Research on the Response Mechanism of Overlying Strata Failure and Ground Fissures Development Under High-Intensity Mining

Mining-induced ground fissures in the Ordos Basin pose critical threats to coal mine safety and ecological stability. This study integrated multi-source monitoring data (improves data acquisition efficiency by 60%) with theoretical models to elucidate the dynamic response mechanism between overlying strata failure and ground fissure development.

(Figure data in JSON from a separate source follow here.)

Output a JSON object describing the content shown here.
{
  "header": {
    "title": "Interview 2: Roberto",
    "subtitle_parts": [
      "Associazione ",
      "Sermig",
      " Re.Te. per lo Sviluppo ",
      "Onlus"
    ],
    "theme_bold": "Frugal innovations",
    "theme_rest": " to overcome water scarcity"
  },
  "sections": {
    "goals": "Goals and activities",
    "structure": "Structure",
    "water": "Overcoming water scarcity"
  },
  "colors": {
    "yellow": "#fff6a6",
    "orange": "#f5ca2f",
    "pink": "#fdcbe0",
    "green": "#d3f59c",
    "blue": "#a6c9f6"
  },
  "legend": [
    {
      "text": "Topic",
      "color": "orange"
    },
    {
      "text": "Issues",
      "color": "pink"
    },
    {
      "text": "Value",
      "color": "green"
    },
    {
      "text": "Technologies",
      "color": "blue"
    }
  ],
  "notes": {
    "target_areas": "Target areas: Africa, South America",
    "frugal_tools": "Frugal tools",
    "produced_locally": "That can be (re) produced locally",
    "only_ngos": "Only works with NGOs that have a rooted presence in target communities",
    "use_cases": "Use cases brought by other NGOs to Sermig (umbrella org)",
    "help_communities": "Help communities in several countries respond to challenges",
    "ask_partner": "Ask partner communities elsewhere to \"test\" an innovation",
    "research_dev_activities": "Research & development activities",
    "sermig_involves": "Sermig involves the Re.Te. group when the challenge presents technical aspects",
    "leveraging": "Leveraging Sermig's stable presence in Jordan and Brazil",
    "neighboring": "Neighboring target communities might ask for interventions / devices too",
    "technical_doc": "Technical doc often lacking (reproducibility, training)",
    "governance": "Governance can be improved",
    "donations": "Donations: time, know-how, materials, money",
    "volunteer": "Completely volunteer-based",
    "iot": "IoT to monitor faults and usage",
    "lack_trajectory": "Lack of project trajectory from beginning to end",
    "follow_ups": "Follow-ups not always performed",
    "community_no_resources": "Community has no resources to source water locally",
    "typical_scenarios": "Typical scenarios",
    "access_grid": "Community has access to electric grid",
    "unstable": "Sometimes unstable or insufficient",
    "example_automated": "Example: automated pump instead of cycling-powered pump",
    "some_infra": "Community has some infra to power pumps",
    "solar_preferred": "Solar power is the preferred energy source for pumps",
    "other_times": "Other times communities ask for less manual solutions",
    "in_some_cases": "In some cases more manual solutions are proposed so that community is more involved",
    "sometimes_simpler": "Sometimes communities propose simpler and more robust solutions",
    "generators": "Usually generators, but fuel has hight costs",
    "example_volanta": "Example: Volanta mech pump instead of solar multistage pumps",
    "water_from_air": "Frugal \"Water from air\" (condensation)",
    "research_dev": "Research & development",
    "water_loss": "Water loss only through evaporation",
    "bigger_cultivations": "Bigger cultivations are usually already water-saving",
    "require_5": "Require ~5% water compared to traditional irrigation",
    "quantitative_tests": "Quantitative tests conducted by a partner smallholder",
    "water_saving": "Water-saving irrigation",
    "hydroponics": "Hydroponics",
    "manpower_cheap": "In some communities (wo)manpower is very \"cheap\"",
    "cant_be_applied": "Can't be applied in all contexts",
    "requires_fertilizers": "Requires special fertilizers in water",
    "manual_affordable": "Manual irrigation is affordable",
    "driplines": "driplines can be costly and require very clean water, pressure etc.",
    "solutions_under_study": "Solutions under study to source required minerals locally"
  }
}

The results demonstrate that: (1) Two rock beam structural models for initial and periodic fracturing of thick, hard rock strata are established, demonstrating that both failure modes are dominated by tensile–shear mechanisms. (2) Ground fissures exhibit distinct zonal characteristics, displaying a gradient pattern of “strong disturbance in the near field and weak response in the far field.” Quantitative data support this pattern: average fissure density is 36/hm², with a maximum of 45/hm² recorded in the immediate vicinity of the working face, declining steadily outward. (3) Overlying strata failure forms three distinct zones—caving zone (42 m), fissure zone (158 m), and longitudinal penetrating zone—reflecting the heterogeneous fracture characteristics of medium-hard rock strata under mining influence. (3) The proposed “virtual main arch—virtual auxiliary arch” equivalent support system theory elucidates the mechanistic differences between step fissures (attributed to local support system instability) and collapse fissures (driven by global support system instability) from a mechanical perspective. The developed chain response theory fills a critical theoretical gap and provides a novel method for predicting and preventing geological disasters in mining areas.